He further maintains that the use of pesticide can be dangerous to children who may steal and eat watermelons from mahangu fields.

Lucia Iipinge, Agricultural Technician in the MAWF, says although she has never seen the bollworms before, elders in the villages says they have many years ago and used some traditional ways to control them.

Other means of controlling the worms include allowing birds and chickens to feed on the worms, hand picking and shacking them off the crops.

“Our people love chasing the birds away from mahangu fields or killing the birds, but the birds are feeding off the worms. We should let the birds be,” says Iipinge.

He adds that the bollworms breed thousands of eggs inside the head of an immature millet, and the little worms would start feeding from inside.

Wilhelmina Gideon from Okaku village in Oshana region noticed the worms covering the mahangu crops last week.

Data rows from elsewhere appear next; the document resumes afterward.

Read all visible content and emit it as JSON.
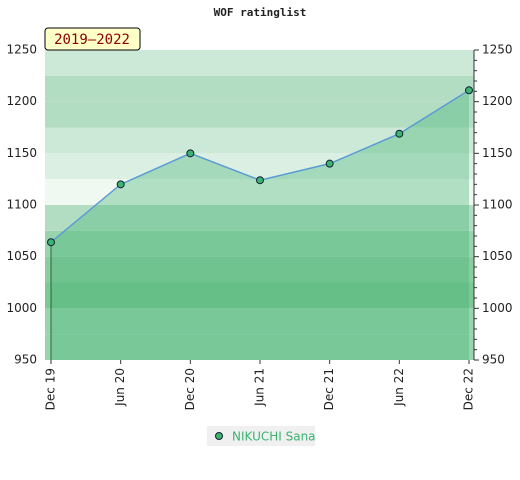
{
  "chart_data": {
    "type": "line",
    "title": "WOF ratinglist",
    "annotation": "2019–2022",
    "categories": [
      "Dec 19",
      "Jun 20",
      "Dec 20",
      "Jun 21",
      "Dec 21",
      "Jun 22",
      "Dec 22"
    ],
    "series": [
      {
        "name": "NIKUCHI Sana",
        "color": "#3cb371",
        "values": [
          1064,
          1120,
          1150,
          1124,
          1140,
          1169,
          1211
        ]
      }
    ],
    "ylim": [
      950,
      1250
    ],
    "yticks": [
      950,
      1000,
      1050,
      1100,
      1150,
      1200,
      1250
    ],
    "grid": true
  }
}
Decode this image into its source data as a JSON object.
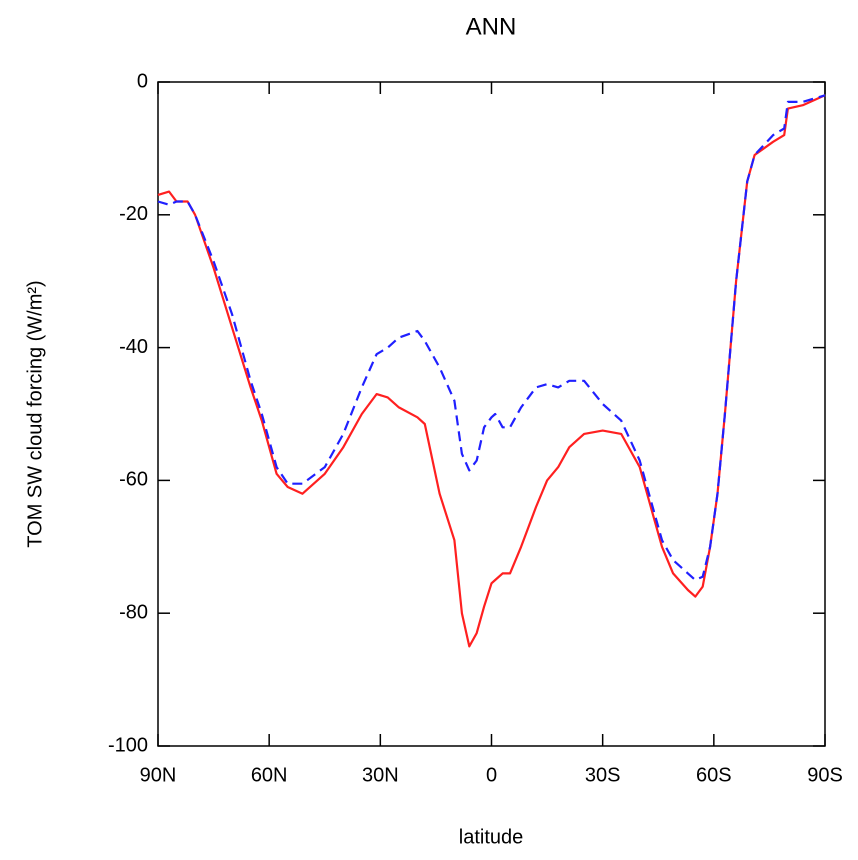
{
  "chart_data": {
    "type": "line",
    "title": "ANN",
    "x_label": "latitude",
    "y_label": "TOM SW cloud forcing (W/m²)",
    "x": [
      90,
      87,
      85,
      82,
      80,
      75,
      70,
      65,
      62,
      58,
      55,
      51,
      45,
      40,
      35,
      31,
      28,
      25,
      20,
      18,
      14,
      10,
      8,
      6,
      4,
      2,
      0,
      -1,
      -3,
      -5,
      -8,
      -12,
      -15,
      -18,
      -21,
      -25,
      -30,
      -35,
      -40,
      -43,
      -46,
      -49,
      -53,
      -55,
      -57,
      -59,
      -61,
      -63,
      -66,
      -69,
      -71,
      -76,
      -79,
      -80,
      -84,
      -90
    ],
    "series": [
      {
        "color": "#ff2020",
        "dash": false,
        "values": [
          -17,
          -16.5,
          -18,
          -18,
          -20,
          -28,
          -37,
          -46,
          -51,
          -59,
          -61,
          -62,
          -59,
          -55,
          -50,
          -47,
          -47.5,
          -49,
          -50.5,
          -51.5,
          -62,
          -69,
          -80,
          -85,
          -83,
          -79,
          -75.5,
          -75,
          -74,
          -74,
          -70,
          -64,
          -60,
          -58,
          -55,
          -53,
          -52.5,
          -53,
          -58,
          -64,
          -70,
          -74,
          -76.5,
          -77.5,
          -76,
          -70,
          -62,
          -50,
          -30,
          -15,
          -11,
          -9,
          -8,
          -4,
          -3.5,
          -2
        ]
      },
      {
        "color": "#2020ff",
        "dash": true,
        "values": [
          -18,
          -18.5,
          -18,
          -18,
          -20,
          -27,
          -35,
          -45,
          -50,
          -58,
          -60.5,
          -60.5,
          -58,
          -53,
          -46,
          -41,
          -40,
          -38.5,
          -37.5,
          -39,
          -43,
          -48,
          -56,
          -58.5,
          -57,
          -52,
          -50.5,
          -50,
          -52,
          -52,
          -49,
          -46,
          -45.5,
          -46,
          -45,
          -45,
          -48.5,
          -51,
          -57,
          -63,
          -69,
          -72,
          -74,
          -75,
          -74.5,
          -70,
          -62,
          -50,
          -30,
          -15,
          -11,
          -8,
          -7,
          -3,
          -3,
          -2
        ]
      }
    ],
    "xlim": [
      90,
      -90
    ],
    "xticks": [
      {
        "value": 90,
        "label": "90N"
      },
      {
        "value": 60,
        "label": "60N"
      },
      {
        "value": 30,
        "label": "30N"
      },
      0,
      {
        "value": -30,
        "label": "30S"
      },
      {
        "value": -60,
        "label": "60S"
      },
      {
        "value": -90,
        "label": "90S"
      }
    ],
    "ylim": [
      -100,
      0
    ],
    "yticks": [
      -100,
      -80,
      -60,
      -40,
      -20,
      0
    ]
  }
}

Gideon’s family then started to collect plastic bags filled with the worms and burned them, but the method did not prove to be very successful. Good rains received during March resulted in good crops and the prospects of equally good harvests, but the outbreak of bollworms has put a damper on the expectations.

“These worms are increasing every day. If you come here in the morning you’ll realise that the crops heads are covered, but they disappear as the sun rises,” explains meme Anna Ashikoto from Oluhwa village, also in the Oshana region.

Meekulu Anna Fillemon, also an elderly from the same village, says she has saw the bollworm or similar worms many years ago, but the worms were not as many as the current ones.She adds that villagers used to control the worms by digging trapping channels around the mahangu fields, and by hand picking and burning the worms and it worked.